The defender, now solely of Chelsea and only formerly of England, would always have been eager to feature here, though his inclusion still felt eye-catching. After all, he had spent the previous two days a frustrated figure in the bowels of the national stadium in front of a Football Association independent regulatory commission – his attendance amounted to six hours on Monday and another five on Tuesday morning – as he confronts that charge of racially abusing Queens Park Rangers' Anton Ferdinand in a west London derby that took place 11 months ago.
Day two of the hearing was extended by lengthy legal arguments, the player himself slipping out and away just after 1pm and, presumably, straight to the team hotel. The defence are only expected to start delivering evidence in Terry's favour on Wednesday. This will drag through the week and, as he is livid to have been charged at all – given that he was acquitted of a racially aggravated public order offence over the same incident back in July – he must be finding the experience emotionally draining. On a purely practical level – and that is admittedly not a priority given the potential implications of events at Wembley – this week's proceedings have already severely disrupted his physical preparations.

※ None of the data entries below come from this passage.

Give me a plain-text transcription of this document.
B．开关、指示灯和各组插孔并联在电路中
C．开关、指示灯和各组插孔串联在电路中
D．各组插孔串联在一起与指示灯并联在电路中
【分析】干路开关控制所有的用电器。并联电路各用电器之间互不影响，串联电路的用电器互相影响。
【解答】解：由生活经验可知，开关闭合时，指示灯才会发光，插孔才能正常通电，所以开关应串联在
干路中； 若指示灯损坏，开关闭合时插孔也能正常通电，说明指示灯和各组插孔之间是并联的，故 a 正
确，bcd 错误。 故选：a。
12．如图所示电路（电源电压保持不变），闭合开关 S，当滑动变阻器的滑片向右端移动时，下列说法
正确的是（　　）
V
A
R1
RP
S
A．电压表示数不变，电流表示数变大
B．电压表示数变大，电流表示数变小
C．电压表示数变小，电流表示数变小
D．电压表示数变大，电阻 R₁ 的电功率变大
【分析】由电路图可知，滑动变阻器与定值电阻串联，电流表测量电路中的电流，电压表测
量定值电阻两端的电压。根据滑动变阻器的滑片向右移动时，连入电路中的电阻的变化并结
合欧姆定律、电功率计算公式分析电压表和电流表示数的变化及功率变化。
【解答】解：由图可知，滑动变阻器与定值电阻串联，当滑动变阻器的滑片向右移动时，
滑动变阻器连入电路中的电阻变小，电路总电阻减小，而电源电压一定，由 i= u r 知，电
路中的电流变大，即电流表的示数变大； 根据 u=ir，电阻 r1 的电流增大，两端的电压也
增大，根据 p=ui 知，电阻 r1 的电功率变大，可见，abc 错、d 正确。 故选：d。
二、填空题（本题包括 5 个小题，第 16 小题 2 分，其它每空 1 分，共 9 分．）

The 31-year-old had trained with a few of his team-mates on Sunday, his involvement against Stoke the previous day having been limited to a few minutes as a substitute, but he had not undertaken any drills with the first-team since last week.
Wolves hardly offered much of a challenge to Terry and his team-mates, and the resistance put up by what was effectively a reserve selection picked by the Championship club – only Slawomir Peszko had started the weekend win at Peterborough – was brushed aside ruthlessly in the opening few exchanges. Yet to have featured at all still felt like a show of strength from Terry. In that respect, it was familiar: where his retirement from international football had been startling in the context of a career that has invariably seen challenges confronted head on, this was a return to the old routine.
The crowd, inevitably, had lauded his involvement, the chorus of "One England captain" bellowed from all sides prior to kick-off to prompt an acknowledgement, as if of thanks for continued support, from the defender wearing the armband. The reassuring thwack of a trademark second minute headed clearance must have confirmed to the Wolves forward Björn Sigurdarson that a daunting evening that lay ahead. The real surprise was that it was Gary Cahill, and not Terry, who clambered above Richard Stearman at the far post to thump a header from Juan Mata's free-kick through Dorus de Vries. That was a veering from the prescribed script.
Regardless, Wolves had been breached with the game barely four minutes old. They wilted thereafter. Ryan Bertrand, fed by Lucas Piazon's precise pull-back, and then Mata, added to the plunder. The Spaniard's goal had been the culmination of a slick move that cut through the Wolves defence, the playmaker running riot against back-pedalling opponents. He was a class apart in this company, though Chelsea's three full debutants – Piazon, Victor Moses and César Azpilicueta – all revelled in the simplicity of their task. The winger secured from Wigan was clattered by De Vries after the interval, the calls for Fernando Torres to take the resultant penalty ignored and his compatriot, Oriol Romeu, converting with ease instead. Torres' own reward came soon afterwards, an unmarked near-post header from Mata's corner, with Moses subsequently guiding home a first Chelsea goal from Oscar's delivery.
The hosts' only discomfort had been endured when Peszko bustled into space, yet the Pole's aim was off. Terry would have been annoyed to have seen the home side breached, but it would hardly have mattered. His own far more significant battle will resume on Wednesday.